District Magistrate, Madina District Court II

District Magistrate
- Appointed by: Judicial Service of Ghana

Secretary, International Association of Women Judges (IAWJ) Ghana Chapter

Legal Officer
- In office 2018–2022

Recorder, Judicial Council and General Legal Council
- In office 2018–2022

Personal details
- Born: Ghana
- Education: University of London (LLB); Ghana School of Law (QCL);
- Alma mater: University of London; Ghana School of Law;
- Occupation: Magistrate
- Known for: Secretary, IAWJ Ghana Chapter

= Susanna Nyakotey =

Ghanaian district magistrate

Her Worship Susanna Nyakotey is a Ghanaian District Magistrate and the current Secretary of the International Association of Women Judges (IAWJ) Ghana Chapter. She currently presides over the Madina District Court II in Accra.

== Education ==
Nyakotey Susanna holds a Bachelor of laws (LLB) degree from the University of London. She subsequently obtained her Qualifying Certificate in Law from the Ghana School of Law, qualifying her to be admitted to the Ghana Bar.

== Career ==
Nyakotey's career in the Judiciary started in 2008, when she worked in the Circuit Court as an interpreter, a position she held until 2015. This experience foundationally provided her with practical exposure to court proceedings and judicial administration.

She gained additional experience through an internship with the Office of the Attorney General and Ministry of Justice.
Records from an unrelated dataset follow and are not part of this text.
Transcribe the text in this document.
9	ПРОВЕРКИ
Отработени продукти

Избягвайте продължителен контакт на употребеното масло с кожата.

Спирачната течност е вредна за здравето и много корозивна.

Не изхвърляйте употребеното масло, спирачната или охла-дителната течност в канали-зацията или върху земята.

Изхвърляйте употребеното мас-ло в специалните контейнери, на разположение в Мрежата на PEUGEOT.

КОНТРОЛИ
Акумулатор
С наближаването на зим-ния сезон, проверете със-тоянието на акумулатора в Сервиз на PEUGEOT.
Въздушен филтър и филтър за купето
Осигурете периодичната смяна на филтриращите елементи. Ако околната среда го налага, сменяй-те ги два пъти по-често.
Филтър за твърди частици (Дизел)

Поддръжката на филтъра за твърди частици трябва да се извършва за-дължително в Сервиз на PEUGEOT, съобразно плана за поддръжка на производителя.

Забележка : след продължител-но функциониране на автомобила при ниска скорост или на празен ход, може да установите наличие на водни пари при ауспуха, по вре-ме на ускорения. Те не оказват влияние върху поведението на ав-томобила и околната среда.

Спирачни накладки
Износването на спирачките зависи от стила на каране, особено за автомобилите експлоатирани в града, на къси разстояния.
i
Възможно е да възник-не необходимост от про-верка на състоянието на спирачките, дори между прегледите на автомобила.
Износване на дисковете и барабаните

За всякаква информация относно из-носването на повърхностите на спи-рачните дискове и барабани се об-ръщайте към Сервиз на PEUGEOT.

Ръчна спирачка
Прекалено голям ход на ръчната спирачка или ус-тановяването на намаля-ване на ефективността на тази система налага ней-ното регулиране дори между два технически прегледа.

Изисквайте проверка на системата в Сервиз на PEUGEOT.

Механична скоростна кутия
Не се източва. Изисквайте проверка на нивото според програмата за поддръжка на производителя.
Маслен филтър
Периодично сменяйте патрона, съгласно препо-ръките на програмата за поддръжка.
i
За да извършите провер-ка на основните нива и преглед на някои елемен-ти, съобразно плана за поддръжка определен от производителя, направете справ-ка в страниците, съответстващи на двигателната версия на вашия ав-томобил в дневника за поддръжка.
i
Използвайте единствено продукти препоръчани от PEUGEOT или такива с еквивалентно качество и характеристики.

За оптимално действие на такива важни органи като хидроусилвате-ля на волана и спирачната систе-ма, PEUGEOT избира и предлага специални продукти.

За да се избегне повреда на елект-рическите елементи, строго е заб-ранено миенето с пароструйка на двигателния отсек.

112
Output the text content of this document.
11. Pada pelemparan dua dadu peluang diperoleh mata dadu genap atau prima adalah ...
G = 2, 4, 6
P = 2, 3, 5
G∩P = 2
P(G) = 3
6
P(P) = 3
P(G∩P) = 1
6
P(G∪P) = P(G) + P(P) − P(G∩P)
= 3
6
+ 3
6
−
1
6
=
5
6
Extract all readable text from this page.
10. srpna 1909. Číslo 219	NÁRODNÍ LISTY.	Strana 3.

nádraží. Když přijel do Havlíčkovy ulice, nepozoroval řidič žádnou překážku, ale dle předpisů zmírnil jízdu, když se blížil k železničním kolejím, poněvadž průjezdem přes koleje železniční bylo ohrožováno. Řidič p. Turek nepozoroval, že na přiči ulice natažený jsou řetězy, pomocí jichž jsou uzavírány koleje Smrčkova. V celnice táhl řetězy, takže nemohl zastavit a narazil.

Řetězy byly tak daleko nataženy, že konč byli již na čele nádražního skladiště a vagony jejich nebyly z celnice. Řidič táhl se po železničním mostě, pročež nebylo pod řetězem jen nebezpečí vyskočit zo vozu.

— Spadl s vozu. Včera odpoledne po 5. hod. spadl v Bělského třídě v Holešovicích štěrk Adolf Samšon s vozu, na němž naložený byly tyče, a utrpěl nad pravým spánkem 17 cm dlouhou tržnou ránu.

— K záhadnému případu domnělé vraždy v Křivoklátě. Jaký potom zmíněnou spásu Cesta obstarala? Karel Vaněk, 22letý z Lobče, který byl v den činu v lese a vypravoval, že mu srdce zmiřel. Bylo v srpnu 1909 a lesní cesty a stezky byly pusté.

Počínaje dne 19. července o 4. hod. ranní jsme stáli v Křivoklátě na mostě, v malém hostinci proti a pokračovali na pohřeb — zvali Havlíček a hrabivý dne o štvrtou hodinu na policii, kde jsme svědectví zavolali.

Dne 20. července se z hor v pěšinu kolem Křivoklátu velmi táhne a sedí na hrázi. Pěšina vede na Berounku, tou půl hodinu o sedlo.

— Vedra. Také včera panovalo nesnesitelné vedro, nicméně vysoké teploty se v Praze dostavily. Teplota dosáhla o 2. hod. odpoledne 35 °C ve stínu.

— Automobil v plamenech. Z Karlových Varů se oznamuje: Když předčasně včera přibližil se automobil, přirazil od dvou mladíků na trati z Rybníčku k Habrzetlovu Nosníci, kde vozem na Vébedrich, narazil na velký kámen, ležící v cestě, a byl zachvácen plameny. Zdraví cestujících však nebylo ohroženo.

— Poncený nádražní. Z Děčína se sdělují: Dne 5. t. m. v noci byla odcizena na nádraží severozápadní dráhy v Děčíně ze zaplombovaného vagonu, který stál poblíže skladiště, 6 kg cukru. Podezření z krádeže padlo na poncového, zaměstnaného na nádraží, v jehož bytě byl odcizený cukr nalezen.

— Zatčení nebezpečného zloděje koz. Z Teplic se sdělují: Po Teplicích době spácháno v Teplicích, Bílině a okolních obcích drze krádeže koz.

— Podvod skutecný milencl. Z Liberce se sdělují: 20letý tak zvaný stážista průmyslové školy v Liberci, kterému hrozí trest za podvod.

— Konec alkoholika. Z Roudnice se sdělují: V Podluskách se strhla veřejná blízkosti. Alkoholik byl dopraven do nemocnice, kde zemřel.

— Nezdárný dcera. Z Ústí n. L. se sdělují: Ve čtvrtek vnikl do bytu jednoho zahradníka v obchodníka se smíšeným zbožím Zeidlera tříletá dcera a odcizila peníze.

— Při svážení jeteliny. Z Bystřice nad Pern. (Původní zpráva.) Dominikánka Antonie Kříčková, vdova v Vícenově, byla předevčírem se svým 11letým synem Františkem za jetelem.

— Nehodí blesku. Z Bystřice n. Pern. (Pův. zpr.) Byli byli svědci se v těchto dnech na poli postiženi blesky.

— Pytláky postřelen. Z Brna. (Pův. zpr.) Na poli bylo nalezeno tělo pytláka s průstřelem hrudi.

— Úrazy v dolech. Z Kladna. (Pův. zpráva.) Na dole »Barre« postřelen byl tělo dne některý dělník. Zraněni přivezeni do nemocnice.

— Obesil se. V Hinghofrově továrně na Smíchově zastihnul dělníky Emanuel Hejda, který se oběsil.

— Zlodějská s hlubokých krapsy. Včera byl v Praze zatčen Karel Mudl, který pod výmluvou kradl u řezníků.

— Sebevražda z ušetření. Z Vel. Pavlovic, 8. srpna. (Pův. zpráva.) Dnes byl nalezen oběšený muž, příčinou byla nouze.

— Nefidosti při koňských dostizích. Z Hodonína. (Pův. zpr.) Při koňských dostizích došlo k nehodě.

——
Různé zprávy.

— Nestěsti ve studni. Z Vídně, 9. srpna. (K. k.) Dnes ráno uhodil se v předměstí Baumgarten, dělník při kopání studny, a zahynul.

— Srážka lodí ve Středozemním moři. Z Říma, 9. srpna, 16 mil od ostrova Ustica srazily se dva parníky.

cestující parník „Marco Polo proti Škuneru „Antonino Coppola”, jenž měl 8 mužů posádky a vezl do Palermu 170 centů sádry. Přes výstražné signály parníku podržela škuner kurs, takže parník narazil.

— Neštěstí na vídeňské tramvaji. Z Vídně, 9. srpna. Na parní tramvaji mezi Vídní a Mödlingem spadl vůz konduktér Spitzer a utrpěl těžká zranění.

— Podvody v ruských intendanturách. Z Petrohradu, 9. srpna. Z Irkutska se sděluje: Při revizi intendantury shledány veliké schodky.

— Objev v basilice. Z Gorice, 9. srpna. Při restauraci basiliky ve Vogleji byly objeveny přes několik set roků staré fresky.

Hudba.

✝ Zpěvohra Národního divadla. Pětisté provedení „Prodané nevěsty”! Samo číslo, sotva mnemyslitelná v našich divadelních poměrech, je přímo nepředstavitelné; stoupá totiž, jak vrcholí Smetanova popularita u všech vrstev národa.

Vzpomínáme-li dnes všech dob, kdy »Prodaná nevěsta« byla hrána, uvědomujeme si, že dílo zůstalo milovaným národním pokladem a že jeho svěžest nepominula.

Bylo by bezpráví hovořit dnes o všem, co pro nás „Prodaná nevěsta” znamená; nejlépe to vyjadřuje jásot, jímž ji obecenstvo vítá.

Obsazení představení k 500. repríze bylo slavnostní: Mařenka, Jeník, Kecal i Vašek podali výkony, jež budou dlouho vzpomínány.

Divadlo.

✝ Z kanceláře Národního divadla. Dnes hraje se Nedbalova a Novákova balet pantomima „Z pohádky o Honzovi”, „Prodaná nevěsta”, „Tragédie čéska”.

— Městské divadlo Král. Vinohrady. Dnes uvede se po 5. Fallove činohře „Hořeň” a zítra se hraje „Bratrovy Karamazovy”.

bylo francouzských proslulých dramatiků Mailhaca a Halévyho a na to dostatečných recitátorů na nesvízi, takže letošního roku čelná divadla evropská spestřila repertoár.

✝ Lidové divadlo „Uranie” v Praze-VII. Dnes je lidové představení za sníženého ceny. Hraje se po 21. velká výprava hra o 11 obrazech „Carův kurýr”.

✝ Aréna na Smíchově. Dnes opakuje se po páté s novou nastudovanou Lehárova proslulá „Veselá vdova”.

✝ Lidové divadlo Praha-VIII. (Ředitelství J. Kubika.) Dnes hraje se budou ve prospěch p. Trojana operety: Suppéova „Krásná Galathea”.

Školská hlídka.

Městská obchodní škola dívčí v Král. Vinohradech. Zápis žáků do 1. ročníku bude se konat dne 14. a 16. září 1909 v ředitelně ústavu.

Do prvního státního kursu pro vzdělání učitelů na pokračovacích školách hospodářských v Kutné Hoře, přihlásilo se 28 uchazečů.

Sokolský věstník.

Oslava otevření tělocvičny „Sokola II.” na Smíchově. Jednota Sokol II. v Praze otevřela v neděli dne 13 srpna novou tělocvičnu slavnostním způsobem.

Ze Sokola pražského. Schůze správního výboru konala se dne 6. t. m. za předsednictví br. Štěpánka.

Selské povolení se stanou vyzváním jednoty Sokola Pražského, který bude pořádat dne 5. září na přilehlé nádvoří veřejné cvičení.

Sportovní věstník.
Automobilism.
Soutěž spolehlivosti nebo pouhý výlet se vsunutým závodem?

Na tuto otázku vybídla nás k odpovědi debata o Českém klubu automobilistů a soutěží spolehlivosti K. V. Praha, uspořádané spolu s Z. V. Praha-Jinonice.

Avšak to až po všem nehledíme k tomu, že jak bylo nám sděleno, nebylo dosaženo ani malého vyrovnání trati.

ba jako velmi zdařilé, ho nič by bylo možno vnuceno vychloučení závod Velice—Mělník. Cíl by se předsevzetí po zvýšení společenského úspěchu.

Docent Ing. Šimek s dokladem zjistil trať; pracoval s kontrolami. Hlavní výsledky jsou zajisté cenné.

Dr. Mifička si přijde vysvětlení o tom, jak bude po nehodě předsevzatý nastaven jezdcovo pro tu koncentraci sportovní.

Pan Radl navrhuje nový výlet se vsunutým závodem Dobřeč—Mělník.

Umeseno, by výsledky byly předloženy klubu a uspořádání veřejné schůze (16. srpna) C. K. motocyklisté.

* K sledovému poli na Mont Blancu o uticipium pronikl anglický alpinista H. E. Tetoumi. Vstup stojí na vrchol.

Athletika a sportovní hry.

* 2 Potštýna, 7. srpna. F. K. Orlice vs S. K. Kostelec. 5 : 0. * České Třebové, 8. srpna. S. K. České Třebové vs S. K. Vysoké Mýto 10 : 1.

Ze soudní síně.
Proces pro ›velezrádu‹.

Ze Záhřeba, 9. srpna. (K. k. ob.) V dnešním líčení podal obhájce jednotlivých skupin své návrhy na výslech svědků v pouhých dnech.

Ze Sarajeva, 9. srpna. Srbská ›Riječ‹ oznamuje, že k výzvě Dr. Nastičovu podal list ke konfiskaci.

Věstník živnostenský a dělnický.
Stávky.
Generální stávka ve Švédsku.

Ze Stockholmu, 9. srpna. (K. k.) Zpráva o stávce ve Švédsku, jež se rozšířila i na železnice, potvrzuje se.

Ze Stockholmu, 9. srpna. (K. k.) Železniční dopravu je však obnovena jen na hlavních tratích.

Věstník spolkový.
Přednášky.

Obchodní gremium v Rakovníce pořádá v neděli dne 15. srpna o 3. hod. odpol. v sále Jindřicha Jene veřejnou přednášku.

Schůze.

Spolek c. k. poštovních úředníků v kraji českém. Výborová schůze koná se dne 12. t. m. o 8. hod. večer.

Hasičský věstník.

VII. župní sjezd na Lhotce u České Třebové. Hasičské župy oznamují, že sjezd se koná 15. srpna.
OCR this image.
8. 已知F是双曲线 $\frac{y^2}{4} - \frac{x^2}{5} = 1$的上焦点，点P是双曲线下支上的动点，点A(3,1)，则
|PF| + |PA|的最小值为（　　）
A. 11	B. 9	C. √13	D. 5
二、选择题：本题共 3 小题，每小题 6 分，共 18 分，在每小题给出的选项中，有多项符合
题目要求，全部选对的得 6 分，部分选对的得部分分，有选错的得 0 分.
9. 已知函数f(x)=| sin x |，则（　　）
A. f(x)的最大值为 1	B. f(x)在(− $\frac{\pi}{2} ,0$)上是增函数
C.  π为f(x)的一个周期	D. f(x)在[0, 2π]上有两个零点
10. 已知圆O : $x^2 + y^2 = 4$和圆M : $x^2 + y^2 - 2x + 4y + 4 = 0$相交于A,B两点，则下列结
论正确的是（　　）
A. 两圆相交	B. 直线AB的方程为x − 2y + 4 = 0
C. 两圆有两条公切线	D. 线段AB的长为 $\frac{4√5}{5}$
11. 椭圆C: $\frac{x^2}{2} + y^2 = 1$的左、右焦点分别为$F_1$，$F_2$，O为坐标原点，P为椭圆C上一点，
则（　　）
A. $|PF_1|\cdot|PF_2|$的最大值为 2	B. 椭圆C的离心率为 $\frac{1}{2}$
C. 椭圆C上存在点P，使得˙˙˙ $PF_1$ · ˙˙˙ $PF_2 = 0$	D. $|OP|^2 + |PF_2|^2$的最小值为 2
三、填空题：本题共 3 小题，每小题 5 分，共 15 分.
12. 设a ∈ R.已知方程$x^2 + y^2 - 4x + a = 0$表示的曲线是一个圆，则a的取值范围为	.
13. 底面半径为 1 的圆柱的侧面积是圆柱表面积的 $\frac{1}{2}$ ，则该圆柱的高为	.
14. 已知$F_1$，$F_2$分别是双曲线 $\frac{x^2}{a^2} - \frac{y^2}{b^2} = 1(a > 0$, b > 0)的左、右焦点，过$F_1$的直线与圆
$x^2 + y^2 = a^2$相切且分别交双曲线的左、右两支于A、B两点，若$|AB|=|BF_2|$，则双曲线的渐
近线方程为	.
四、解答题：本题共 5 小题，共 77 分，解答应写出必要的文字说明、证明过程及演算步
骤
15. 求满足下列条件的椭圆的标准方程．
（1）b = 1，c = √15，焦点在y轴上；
She also completed her pupillage with Torpey and Associates, a private legal firm.

From 2018-2022, Nyakotey served as a Legal Officer in the Legal Department of the Judicial Service of Ghana. In this period, she also held the positions of Recorder for the Judicial Council and Recorder for the General Legal Council, contributing to the administrative and regulatory functions of Ghana's legal profession.